WeatherNext called Hurricane Melissa's Category 5 landfall five days out
Google DeepMind says its WeatherNext model predicted Hurricane Melissa's Category 5 landfall in Jamaica five days in advance, when the storm was still a Category 1. The standard forecasting trade-off, as DeepMind frames it, is that large global models track storm paths well but blur the small-scale convection that drives intensity, while local high-resolution models do the opposite. WeatherNext, trained on decades of global weather alongside specialized tropical cyclone datasets, is being presented as the first model to do both for an event like Melissa.
The numbers are specific. WeatherNext gave 80% confidence in a Category 5 landfall five days out, rising to near-certainty three days before the storm hit. It can run 50 parallel ensemble scenarios for what-if analysis, and the National Hurricane Center's 2025 verification report ranked it as the top individual model for both track and intensity that season. DeepMind says the NHC used WeatherNext outputs to support its public warnings, not just internal evaluation.

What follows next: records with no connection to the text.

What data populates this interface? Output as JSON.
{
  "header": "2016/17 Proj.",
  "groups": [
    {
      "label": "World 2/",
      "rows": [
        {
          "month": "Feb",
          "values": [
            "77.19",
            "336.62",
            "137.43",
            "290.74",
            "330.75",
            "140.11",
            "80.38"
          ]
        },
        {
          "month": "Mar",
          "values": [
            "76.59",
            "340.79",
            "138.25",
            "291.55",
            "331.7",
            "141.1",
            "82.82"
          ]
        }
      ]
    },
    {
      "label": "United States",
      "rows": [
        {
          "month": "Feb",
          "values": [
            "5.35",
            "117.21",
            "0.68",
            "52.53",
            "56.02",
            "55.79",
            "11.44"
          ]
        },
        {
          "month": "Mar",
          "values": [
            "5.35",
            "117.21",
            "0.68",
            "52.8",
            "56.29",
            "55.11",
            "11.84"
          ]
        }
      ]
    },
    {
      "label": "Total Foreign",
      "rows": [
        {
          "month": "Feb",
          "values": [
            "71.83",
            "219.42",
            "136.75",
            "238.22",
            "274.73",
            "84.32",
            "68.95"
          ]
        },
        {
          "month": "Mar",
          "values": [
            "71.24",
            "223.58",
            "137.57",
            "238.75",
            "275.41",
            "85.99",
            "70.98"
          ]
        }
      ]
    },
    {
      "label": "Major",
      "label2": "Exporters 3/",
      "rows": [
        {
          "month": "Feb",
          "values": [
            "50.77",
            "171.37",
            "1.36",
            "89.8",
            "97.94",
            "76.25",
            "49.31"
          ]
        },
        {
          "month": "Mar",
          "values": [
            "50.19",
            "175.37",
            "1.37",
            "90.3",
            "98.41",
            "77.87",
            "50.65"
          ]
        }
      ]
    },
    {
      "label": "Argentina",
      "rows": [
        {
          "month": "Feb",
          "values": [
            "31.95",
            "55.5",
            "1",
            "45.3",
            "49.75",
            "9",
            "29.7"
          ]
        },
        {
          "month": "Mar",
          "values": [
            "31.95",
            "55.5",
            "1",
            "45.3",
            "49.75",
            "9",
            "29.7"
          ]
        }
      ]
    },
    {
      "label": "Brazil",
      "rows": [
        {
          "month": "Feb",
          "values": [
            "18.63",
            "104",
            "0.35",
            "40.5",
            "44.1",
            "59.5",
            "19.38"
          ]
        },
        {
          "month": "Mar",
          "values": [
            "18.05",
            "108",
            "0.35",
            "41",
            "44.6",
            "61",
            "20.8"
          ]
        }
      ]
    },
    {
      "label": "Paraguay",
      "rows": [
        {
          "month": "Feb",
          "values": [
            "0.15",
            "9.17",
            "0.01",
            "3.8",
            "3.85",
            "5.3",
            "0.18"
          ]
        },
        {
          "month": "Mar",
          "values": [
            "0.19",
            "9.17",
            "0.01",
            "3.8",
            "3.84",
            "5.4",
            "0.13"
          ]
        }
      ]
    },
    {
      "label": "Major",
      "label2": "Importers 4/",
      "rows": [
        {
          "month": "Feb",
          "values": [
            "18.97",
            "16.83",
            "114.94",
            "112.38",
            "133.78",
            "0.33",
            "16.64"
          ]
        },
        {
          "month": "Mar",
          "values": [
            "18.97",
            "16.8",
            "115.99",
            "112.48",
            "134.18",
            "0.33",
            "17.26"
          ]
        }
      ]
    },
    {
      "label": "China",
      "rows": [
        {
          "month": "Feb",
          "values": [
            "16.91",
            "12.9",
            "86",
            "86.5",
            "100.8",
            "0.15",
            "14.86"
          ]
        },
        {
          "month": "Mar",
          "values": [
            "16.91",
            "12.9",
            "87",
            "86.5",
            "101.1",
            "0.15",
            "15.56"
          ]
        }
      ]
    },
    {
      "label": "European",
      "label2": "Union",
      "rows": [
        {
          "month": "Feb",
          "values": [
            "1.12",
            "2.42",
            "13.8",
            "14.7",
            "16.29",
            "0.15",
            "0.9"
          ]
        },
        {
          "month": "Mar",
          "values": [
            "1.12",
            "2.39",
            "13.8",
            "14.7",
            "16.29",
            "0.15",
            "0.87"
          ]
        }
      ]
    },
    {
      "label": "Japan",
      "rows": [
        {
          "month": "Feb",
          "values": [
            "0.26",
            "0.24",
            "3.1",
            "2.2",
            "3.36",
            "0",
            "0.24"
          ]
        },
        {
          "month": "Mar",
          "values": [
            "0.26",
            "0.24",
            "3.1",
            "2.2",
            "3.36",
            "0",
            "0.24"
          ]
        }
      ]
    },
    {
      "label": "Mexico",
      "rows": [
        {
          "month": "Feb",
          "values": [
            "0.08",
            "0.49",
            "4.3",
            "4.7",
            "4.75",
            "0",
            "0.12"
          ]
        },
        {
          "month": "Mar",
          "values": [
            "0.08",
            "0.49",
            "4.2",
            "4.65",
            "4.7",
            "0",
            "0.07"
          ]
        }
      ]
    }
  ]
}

What this fits into is a broader pattern of weather AI moving from research demos to operational tools that forecasters actually consult. WeatherNext is a clearer case than most because the comparison is operational, against the model suite forecasters were already using.
Why it matters
Rapid intensification has been the hardest part of hurricane forecasting and the main reason evacuation orders come late. A model that can call a Category 5 landfall five days out, on an operational schedule, changes what emergency managers can plausibly do. The caveat is one season of results, and forecasters will want several more storms before they treat WeatherNext as the default rather than a useful second opinion.